To tell this story, properly, I am going to have to reveal my daughter's first name, not her middle name.My daughter Rose(reallyKatherine), age 28, is a writer and human rights lawyer. She helped write the book, Guantanamo and the Abuse of Presidential Power. Did I always know she was going to be a writer? The first indication came when she was under two. We had spelled Katherine with a K because we intended to call her Katie. She stopped being Katie the minute she told me: "It makes me sad, mommy, that you call me Katie when my name is Katherine." We never called her Katie again. How long had she realized her family did not know her name?Did she take weeks crafting such a perfect sentence that demanded and got perfect compliance?

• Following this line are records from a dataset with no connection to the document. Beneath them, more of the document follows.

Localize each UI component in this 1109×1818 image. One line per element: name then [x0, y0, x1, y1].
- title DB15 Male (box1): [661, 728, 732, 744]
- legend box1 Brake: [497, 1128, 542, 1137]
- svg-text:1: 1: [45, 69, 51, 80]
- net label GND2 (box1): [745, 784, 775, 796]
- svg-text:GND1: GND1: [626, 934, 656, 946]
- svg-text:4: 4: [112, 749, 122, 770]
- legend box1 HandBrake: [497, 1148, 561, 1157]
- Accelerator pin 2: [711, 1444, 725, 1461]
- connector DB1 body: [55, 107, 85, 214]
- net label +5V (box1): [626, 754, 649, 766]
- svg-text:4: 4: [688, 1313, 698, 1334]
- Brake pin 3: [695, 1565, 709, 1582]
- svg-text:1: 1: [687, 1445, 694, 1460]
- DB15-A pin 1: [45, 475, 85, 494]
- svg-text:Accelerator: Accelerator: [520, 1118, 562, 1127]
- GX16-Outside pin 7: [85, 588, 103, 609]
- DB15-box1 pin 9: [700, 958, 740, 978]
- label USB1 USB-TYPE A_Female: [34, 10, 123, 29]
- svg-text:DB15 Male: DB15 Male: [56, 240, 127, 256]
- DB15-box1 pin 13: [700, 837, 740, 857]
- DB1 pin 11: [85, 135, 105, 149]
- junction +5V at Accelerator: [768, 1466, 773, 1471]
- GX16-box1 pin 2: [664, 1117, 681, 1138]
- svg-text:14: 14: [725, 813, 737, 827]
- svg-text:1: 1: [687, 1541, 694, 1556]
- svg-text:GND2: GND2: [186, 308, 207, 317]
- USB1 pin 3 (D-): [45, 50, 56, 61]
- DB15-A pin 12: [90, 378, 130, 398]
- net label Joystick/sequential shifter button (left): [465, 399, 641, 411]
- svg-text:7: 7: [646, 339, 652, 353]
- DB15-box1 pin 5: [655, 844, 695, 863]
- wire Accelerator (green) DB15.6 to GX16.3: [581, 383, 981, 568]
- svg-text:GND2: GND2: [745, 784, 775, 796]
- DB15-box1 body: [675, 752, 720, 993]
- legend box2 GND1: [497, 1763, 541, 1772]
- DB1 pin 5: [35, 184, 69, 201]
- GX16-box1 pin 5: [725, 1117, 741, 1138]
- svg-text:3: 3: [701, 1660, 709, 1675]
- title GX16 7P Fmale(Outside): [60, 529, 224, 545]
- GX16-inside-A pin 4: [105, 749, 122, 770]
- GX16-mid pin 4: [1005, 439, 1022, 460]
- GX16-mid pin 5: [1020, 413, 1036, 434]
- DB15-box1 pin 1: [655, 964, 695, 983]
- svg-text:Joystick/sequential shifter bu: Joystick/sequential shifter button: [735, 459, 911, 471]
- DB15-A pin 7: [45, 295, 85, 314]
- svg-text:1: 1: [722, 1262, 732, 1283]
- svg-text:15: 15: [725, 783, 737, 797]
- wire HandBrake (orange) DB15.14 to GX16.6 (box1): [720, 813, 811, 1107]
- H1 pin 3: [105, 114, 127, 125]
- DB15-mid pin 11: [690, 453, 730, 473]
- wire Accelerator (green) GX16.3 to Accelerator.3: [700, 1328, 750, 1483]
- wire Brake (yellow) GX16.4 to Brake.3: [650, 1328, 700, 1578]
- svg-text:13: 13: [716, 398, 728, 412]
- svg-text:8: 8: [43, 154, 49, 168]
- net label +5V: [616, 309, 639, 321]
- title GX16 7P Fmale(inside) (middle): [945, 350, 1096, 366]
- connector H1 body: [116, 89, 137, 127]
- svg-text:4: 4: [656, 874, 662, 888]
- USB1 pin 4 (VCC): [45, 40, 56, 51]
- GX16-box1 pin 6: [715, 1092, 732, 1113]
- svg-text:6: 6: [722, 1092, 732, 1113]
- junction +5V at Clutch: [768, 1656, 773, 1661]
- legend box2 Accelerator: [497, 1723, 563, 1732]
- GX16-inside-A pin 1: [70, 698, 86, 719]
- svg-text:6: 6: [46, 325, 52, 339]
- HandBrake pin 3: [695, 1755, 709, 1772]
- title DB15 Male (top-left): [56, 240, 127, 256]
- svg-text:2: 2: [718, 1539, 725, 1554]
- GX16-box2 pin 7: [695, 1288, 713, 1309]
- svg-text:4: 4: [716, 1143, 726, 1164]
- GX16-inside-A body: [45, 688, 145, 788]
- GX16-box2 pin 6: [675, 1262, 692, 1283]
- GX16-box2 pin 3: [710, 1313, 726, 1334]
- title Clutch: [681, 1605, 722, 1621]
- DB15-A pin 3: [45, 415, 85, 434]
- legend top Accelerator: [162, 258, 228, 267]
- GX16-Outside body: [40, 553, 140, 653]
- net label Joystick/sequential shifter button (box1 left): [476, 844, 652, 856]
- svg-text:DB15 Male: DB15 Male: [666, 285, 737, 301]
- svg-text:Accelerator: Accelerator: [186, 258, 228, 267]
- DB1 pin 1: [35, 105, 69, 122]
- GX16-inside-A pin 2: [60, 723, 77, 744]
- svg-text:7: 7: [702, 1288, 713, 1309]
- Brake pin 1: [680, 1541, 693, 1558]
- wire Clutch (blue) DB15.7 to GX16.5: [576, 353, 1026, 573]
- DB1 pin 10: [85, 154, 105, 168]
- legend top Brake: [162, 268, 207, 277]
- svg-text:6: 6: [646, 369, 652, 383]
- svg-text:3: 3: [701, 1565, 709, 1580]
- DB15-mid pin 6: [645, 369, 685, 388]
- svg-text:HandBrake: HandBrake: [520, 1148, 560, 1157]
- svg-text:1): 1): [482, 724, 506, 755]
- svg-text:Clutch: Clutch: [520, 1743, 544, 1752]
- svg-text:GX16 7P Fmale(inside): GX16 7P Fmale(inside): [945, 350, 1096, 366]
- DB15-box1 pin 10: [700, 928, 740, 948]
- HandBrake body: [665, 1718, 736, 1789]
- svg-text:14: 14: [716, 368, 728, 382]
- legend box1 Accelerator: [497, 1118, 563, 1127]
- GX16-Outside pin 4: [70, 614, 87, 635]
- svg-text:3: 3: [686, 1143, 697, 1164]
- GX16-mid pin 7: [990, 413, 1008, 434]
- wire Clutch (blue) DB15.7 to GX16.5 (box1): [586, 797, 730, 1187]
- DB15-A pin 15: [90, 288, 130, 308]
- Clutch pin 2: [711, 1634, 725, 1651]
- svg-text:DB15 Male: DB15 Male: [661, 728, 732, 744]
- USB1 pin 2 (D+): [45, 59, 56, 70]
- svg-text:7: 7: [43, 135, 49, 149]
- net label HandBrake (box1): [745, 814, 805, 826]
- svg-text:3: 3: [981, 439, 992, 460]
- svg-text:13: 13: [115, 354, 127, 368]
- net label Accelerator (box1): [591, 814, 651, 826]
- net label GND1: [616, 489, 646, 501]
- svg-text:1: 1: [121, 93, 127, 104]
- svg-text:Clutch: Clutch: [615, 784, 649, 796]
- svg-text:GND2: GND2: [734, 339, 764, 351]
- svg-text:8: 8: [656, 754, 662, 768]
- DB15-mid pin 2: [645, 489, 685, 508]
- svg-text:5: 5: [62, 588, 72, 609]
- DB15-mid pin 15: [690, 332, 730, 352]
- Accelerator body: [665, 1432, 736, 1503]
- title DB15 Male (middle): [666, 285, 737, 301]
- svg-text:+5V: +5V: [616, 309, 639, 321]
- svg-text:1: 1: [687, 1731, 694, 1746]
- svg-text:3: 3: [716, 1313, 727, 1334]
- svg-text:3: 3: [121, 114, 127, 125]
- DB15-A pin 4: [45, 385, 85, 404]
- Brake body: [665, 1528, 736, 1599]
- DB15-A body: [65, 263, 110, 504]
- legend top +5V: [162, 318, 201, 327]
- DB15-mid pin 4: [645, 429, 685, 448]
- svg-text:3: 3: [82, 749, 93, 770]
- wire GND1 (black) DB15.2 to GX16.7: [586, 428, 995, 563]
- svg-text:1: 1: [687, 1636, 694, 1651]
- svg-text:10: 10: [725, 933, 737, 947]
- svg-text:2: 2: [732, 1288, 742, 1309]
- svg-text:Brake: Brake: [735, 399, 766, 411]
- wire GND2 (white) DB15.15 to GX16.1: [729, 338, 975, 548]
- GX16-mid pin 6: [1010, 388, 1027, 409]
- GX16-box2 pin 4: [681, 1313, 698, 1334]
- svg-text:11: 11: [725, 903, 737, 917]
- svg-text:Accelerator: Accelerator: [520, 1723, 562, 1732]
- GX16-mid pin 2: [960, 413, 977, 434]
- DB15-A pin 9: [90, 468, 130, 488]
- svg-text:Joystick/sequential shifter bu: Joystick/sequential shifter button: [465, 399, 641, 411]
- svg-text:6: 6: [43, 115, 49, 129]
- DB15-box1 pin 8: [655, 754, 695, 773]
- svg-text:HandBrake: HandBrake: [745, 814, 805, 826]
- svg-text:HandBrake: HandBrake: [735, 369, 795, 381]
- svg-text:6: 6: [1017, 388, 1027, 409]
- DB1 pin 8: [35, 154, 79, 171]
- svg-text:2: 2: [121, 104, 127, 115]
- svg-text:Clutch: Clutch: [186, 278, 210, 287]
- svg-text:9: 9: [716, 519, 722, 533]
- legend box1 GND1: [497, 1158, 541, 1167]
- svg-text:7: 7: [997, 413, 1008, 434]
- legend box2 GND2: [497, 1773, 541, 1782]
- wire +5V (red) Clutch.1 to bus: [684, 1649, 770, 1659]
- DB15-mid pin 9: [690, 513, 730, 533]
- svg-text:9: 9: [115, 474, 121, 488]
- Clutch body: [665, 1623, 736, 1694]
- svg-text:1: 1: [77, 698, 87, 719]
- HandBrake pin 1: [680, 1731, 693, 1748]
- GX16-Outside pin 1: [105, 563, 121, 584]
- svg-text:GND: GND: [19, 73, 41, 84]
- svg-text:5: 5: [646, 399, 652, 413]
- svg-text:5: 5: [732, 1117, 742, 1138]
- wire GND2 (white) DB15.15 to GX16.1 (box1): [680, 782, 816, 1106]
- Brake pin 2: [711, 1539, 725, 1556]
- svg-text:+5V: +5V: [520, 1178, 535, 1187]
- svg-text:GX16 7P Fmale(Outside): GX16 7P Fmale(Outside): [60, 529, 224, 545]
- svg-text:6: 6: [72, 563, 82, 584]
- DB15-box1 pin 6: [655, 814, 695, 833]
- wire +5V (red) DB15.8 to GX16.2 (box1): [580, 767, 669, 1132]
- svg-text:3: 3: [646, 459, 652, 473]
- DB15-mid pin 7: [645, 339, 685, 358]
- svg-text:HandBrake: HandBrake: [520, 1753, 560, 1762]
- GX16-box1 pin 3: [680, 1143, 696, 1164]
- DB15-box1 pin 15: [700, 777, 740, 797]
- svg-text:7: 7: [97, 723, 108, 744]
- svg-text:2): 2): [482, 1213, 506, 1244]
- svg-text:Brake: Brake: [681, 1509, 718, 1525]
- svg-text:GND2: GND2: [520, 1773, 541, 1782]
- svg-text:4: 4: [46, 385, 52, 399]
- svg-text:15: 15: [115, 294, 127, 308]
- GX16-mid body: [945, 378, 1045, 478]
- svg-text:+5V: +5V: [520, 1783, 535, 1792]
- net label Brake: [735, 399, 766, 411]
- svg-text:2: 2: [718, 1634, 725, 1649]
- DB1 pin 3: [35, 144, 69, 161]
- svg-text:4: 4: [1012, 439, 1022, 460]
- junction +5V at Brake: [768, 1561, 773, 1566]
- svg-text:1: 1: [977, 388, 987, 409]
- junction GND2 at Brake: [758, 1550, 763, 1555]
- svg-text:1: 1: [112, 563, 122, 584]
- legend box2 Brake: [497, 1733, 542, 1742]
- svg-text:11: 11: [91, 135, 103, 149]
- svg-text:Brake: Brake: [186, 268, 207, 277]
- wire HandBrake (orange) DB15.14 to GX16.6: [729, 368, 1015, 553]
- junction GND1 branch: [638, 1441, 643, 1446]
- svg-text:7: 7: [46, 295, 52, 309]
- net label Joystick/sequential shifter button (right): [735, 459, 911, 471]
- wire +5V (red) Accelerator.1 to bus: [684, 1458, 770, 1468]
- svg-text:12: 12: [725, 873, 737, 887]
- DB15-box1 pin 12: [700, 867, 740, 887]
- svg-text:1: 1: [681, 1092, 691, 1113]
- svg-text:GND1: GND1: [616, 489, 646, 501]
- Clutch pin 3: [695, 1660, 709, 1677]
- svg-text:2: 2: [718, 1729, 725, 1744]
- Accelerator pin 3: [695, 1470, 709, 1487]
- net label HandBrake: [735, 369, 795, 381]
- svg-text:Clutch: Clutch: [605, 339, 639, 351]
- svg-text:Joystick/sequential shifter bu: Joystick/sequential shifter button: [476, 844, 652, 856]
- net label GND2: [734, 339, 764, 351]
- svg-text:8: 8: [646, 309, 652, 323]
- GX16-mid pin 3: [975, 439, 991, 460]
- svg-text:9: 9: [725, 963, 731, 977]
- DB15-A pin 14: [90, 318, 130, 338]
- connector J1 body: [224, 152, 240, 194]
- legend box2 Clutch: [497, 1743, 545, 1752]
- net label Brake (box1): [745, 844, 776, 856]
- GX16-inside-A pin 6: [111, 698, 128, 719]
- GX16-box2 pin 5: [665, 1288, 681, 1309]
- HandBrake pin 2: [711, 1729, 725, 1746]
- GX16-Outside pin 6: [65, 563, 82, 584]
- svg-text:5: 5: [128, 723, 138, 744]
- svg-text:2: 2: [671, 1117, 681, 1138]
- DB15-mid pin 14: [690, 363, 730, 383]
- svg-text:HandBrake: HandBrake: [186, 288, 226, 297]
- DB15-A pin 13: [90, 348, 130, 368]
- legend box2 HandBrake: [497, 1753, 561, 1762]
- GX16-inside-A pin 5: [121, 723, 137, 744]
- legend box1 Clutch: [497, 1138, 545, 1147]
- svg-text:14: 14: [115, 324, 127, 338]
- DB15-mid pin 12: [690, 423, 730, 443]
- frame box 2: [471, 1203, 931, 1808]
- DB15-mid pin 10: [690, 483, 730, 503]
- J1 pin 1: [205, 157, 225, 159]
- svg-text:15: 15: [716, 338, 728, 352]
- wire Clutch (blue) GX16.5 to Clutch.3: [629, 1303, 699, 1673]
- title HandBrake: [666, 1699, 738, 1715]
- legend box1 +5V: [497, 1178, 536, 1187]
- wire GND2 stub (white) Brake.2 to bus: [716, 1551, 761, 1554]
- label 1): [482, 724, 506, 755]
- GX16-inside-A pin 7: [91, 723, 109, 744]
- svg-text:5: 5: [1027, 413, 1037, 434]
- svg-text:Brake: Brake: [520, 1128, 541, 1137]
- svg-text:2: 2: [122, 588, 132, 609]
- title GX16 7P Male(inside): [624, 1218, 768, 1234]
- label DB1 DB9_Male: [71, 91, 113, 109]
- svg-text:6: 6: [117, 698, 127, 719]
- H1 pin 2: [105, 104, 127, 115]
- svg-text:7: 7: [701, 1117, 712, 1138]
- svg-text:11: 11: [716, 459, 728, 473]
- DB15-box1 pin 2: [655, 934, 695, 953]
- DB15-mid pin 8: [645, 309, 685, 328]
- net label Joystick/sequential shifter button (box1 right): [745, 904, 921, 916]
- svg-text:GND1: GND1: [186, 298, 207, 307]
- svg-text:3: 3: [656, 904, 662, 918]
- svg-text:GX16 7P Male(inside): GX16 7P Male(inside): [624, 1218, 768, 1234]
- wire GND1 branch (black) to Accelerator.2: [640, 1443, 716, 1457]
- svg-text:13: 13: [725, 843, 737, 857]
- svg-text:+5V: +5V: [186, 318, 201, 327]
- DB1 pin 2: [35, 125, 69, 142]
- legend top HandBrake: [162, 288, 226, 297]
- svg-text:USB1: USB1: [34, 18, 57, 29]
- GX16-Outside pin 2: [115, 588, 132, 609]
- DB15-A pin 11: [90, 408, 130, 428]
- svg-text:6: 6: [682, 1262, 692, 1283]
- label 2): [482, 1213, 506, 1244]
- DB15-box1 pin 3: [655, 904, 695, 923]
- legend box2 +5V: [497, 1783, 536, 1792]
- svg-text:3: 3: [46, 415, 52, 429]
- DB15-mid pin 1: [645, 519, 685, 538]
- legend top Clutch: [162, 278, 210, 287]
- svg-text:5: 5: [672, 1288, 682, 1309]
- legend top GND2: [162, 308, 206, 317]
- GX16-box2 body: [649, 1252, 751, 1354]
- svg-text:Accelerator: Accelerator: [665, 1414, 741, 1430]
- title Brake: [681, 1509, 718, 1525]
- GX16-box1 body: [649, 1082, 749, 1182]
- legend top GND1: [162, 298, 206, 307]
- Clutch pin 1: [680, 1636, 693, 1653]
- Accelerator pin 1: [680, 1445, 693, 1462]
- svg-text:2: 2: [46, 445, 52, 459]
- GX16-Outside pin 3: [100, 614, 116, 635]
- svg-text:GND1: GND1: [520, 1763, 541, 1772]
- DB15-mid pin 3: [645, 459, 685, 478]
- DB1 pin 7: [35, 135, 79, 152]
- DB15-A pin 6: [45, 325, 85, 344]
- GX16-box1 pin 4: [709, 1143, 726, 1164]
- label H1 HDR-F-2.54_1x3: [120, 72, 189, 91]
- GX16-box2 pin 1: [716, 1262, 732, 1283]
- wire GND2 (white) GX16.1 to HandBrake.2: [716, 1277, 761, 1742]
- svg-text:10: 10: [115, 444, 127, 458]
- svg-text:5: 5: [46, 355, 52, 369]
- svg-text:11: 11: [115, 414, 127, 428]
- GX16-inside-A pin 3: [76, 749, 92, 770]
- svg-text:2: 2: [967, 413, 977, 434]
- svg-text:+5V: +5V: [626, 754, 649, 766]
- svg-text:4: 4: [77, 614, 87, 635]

Her dad Chris remembers: "Katherine has displayed single-minded determination in everything she has undertaken. She became interested in the planets when she was two. She learned not only the names of the planets and their positions, but also the names of all their satellites. She made up stories about the planets, and at one point every member of the family had a planet name. " I was happy my name was earth.
She started kindergarten before she was five since she is a November baby. She absolutely refused to write stories using the words the teacher gave the class. "Writers use their own words," she insisted. I deluded myself that I was articulate until I had Katherine.
Katherine is well known in political blogs as simply Katherine. Katie wouldn't have had the same dignity. She started writing on torture and extraordinary rendition when she was in law school and didn't want to make herself unemployable by revealing her full name. Try a google search on Katherine and "Obisidian Wings."
Katherine once told me: "You are more responsible than any other person for my being able to write like this--in fact, it's not even close." I felt like I had received the Nobel Prize for motherhood. and have contributed significantly to make the world a better place. The entire family is in awe of Katherine. Yet she is the sweetest, most loving woman imaginable who has been an incredible support to me during episodes of my illness. She comes across as quiet and shy.
And yet Katherine's brilliant intensity made her a very challenging child to mother. Thankfully, she was born at home, slept in our bed her first year, nursed for more years than I am willing to admit in a public forum. Because she was my third child, I was much freer to trust my instincts. She is also the daughter most like me. If I wanted to know how I was really feeling when she was a baby, I just had to watch her reactions.
My Katherine stories are often a great comfort to mothers worrying if their child is destined for sainthood or schizophrenia. In my post on my so-called normal children I described her: "The writer had meltdowns because the new washing machine wasn't blue; the pretty blue rental car had vanished; her aunt and uncle didn't have a second child her age; she was not attending a school that closed three years previously; there wasn't enough snow; election day would be a day before her 18th birthday three years from now. Her tantrums were reserved for the existential order of the universe; I could do nothing to assuage her anguish. " When I read her passionate poltical writings, I recognize the same Katherine, who has found the perfect outlet for her intensity.
Marrying the perfect husband at age 23 was the most important thing of all.